In Lafayette, Louisiana, a team of linguists and local researchers is employing artificial intelligence to help preserve Louisiana French, an endangered dialect intrinsic to the region’s cultural heritage. The initiative is spearheaded by Joshua Caffery, director of the Center for Louisiana Studies at the University of Louisiana, who aims to integrate the language into modern digital tools to ensure its survival.
The effort emerged from challenges posed by mainstream voice assistants like Amazon’s Alexa, which failed to recognize iconic Cajun musician Dewey Balfa, instead directing users to unrelated modern pop music. Such incidents highlight the disconnect between automated systems and regional dialects, underscoring the urgency to develop language models that accommodate underrepresented languages.
Louisiana French, deeply entwined with the Bayou’s identity and history, faces threats from generational language loss, pressures of anglicization, and limited representation in technology. Once the predominant language in South Louisiana, its use declined significantly following the 1921 state constitution designating English as the official language, and institutional discouragement of French in schools. According to recent estimates, fewer than 120,000 speakers remain.
Caffery and his team are addressing these challenges by training an automatic speech recognition model on a large archive of oral histories, songs, and interviews, much of which has been preserved on legacy formats including wax cylinders and reel-to-reel tapes. The Center for Louisiana Studies houses more than 12,000 hours of audio that document Cajun and Creole folklore, provided in part by cultural activist Barry Jean Ancelet.
The development process involves linguists Amanda LaFleur and Colby LeJeune, who transcribe audio files to create a "ground-truth" dataset for machine learning.
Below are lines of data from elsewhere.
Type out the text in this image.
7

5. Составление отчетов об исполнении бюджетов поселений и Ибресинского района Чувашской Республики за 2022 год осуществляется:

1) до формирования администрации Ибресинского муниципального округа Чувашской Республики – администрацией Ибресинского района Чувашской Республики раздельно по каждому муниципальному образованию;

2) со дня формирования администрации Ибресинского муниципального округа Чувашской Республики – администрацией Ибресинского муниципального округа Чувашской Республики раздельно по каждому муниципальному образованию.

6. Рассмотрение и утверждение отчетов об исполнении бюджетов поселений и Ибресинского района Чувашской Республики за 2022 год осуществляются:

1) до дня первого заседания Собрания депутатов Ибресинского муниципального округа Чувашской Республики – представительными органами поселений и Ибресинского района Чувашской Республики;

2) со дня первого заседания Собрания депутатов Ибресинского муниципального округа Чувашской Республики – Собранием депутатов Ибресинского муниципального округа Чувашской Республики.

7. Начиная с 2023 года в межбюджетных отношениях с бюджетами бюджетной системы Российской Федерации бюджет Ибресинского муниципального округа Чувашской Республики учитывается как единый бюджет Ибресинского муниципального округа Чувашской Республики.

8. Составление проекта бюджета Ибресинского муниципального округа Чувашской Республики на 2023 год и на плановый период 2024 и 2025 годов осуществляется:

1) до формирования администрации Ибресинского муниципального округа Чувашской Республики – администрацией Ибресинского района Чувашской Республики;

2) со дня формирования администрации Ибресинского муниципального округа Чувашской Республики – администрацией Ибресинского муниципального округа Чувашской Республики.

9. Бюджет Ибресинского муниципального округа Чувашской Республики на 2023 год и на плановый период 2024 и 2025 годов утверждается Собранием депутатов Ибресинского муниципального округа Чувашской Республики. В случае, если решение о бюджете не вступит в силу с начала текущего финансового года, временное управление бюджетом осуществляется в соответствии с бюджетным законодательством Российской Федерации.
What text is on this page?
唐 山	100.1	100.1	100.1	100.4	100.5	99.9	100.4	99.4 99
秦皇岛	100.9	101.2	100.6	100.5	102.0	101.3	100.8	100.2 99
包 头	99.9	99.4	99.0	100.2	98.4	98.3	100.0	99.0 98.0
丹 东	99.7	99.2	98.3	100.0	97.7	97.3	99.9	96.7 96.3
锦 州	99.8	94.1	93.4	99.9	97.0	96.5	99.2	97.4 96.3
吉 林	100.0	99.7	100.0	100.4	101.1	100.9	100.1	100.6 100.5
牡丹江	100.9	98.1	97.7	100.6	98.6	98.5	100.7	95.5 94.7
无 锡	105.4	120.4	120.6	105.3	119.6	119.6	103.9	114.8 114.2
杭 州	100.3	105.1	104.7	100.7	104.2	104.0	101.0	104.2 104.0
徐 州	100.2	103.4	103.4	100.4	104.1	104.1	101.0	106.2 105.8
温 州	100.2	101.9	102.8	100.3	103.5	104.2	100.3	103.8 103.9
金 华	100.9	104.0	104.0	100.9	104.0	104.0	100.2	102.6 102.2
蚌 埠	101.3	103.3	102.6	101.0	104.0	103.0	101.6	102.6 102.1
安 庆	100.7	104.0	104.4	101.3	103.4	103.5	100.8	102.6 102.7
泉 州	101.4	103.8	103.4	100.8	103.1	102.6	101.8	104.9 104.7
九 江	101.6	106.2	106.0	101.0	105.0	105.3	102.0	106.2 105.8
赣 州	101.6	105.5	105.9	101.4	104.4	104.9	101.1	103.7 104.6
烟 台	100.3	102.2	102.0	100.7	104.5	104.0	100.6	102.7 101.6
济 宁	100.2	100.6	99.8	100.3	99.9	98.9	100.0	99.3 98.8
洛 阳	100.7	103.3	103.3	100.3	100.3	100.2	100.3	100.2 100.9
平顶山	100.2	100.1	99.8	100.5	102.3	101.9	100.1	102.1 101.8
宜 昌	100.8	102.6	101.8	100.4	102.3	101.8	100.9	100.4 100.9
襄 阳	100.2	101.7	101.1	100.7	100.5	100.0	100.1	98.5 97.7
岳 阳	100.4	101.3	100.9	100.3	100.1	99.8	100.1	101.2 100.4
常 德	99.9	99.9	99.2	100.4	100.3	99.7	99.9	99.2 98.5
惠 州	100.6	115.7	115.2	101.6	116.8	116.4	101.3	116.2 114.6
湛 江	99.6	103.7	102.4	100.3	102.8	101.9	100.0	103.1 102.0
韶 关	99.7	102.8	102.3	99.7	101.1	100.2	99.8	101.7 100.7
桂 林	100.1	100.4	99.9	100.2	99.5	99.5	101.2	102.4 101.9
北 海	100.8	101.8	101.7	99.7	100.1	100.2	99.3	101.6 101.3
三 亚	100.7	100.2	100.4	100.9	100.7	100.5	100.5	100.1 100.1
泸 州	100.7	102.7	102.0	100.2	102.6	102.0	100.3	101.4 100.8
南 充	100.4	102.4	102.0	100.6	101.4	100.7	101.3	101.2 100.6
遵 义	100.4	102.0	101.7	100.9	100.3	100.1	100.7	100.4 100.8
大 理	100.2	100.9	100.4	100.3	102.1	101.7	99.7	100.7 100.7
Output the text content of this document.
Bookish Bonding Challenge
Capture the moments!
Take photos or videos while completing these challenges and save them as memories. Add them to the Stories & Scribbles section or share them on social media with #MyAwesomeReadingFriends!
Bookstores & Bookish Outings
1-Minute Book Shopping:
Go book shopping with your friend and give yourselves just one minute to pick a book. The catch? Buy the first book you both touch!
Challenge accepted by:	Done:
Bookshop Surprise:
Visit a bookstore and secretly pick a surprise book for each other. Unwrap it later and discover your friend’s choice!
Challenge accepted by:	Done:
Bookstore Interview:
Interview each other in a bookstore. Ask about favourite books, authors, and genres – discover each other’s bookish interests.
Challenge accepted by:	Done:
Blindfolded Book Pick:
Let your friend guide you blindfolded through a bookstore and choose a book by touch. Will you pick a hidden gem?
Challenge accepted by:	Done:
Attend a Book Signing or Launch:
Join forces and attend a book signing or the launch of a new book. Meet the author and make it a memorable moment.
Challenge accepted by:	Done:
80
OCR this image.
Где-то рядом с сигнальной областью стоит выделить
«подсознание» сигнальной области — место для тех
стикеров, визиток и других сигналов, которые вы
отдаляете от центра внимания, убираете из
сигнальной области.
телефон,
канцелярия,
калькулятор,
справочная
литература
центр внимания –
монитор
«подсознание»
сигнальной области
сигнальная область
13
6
Research scientist Peyton Leathem-Boe is advancing the project through an open-source model the team has named “tataville,” after a creature from Louisiana French folklore.
Testing the model with recordings such as the nursery rhyme “Trois Jolis Tambours” demonstrated that the tailored AI system significantly outperforms generic speech recognition tools, which often misinterpret the dialect as unrelated languages like Hindi or Arabic. While not yet flawless, the specialized model effectively recognizes unique grammatical features and vocabulary specific to Louisiana French, which are absent from mainstream data sources.
Experts note broader implications beyond cultural preservation. Christine Mallinson, a professor of language and culture, emphasized that automated speech recognition accuracy affects critical areas such as employment and healthcare, where language bias in AI can exacerbate social inequities. Technologies that better understand and represent diverse linguistic varieties can reduce such disparities.
Efforts to use AI for language revitalization are also evident worldwide, with institutions applying similar techniques to Scottish Gaelic, Many, and various African languages. Caffery envisions that the Louisiana French model will not only aid preservation but also inspire contemporary artistic expression. As a musician himself, he hopes it will enable singers and creators fluent in the dialect to engage more deeply with their linguistic heritage.
Ultimately, this project aims to integrate Louisiana French into the digital sphere in a way that respects community ownership and cultural continuity, ensuring that the language remains a living, evolving part of the region’s identity rather than a relic of the past.